Page 48 of Come Back to Me

The open-plan space holds five desks, two in a row twice over and then mine at the front.

If my buddies in the CAF could see me now, they’d either laugh at the perceived demotion or they’d congratulate me on finding a chunk of peace that allows me to control my combat-ready stance.

My day-shift staff are seated at their desks when I step inside the department, but it’s Martin Poitras who scuttles over to me. “Everything okay, chief? Nothing happened at the bar?”

Sensing my team of four’s interest, I hitch a shoulder. “Told them they were testing my patience. Doubt it’ll work, but it was worth a shot.”

That sends the others back to their work, but Marty mutters, “Had three more complaints.”

I scrape a hand over my hair. “Anything else?”

“General store reported some shoplifting?—”

“Local kids?”

He nods. “I took their names.”

“Send Berrien over to talk to their parents.”

“Will do.”

The day in and of itself isn’t a shitty one, but I linger on my initial meeting with Amy.

Paulie’s at the forefront of my mind. So’s Ricky.

I became a man with those assholes.

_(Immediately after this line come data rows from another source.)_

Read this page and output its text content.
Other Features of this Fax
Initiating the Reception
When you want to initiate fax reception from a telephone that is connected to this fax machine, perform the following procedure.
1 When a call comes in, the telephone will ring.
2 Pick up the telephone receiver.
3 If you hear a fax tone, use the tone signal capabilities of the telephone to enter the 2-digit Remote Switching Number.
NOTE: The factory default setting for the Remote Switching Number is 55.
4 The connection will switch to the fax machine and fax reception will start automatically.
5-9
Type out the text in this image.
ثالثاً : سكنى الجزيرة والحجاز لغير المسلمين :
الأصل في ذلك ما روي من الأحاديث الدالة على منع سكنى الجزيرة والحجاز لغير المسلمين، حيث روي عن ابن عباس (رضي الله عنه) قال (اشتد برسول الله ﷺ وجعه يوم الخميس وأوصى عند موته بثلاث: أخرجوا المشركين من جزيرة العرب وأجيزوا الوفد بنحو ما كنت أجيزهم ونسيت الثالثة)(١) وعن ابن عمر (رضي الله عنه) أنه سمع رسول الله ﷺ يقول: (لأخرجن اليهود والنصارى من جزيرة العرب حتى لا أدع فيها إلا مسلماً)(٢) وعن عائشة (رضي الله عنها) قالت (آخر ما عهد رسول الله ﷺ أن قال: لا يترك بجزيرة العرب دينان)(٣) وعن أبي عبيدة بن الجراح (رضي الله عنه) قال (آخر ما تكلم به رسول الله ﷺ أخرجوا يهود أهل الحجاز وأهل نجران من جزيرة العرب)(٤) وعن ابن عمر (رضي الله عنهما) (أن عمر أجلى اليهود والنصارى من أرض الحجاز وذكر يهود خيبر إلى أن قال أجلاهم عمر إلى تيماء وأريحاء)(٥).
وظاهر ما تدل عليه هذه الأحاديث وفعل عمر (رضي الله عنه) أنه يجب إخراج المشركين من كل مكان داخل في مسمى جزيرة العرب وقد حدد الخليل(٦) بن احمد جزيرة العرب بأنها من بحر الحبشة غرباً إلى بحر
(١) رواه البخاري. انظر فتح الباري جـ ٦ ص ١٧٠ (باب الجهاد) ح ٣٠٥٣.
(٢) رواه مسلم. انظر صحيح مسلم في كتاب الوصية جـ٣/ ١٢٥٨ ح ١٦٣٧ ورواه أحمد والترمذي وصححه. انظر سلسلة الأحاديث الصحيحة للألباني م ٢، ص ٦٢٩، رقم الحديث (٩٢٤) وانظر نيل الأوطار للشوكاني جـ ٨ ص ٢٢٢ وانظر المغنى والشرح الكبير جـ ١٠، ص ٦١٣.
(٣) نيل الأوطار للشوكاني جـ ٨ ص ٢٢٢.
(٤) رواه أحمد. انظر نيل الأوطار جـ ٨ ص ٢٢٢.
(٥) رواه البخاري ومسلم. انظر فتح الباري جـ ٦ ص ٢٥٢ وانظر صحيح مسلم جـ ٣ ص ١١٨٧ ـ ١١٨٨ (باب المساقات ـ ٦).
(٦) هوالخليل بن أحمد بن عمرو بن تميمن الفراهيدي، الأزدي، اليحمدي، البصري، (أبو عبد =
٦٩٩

We went up through the ranks together.

It’s hard not to feel like I’ve been abandoned.

No man left behind, my ass.

I’m relieved to get out of the detachment, less so when I finally take out my personal phone and see that Callan’s updated the trouble twins’ locations no less than four times.

Gritting my teeth, I set the map for their current destination and begin the drive into Saskatoon.

Callan’s right though. Little shit. I do like long drives. Sometimes, they’re all that’ll clear my head.

When my cell rings, I contemplate ignoring it. “Fuck.”

I forgot about Mike.

I accept the call as I crack my neck. “I’m on the road.”

“Fine with me. Why would I care where you are so long as you’re not putting yourself in danger?”

My initial sessions with him were fractious. His methods help, though. Even if he is annoying as fuck.

I heave a sigh. “Well?”

“You’re supposed to talk. Not me.”

“Aren’t you going to ask any questions?”

“How’s life?”

“Ted—” Before I can finish the word ‘tedious,’ I blink. Cracking my neck again, I mutter, “I’m not sure.”

“You were going to say tedious then you stopped yourself. Why? I know CBT practices are boring after a while, but there’s comfort in that.”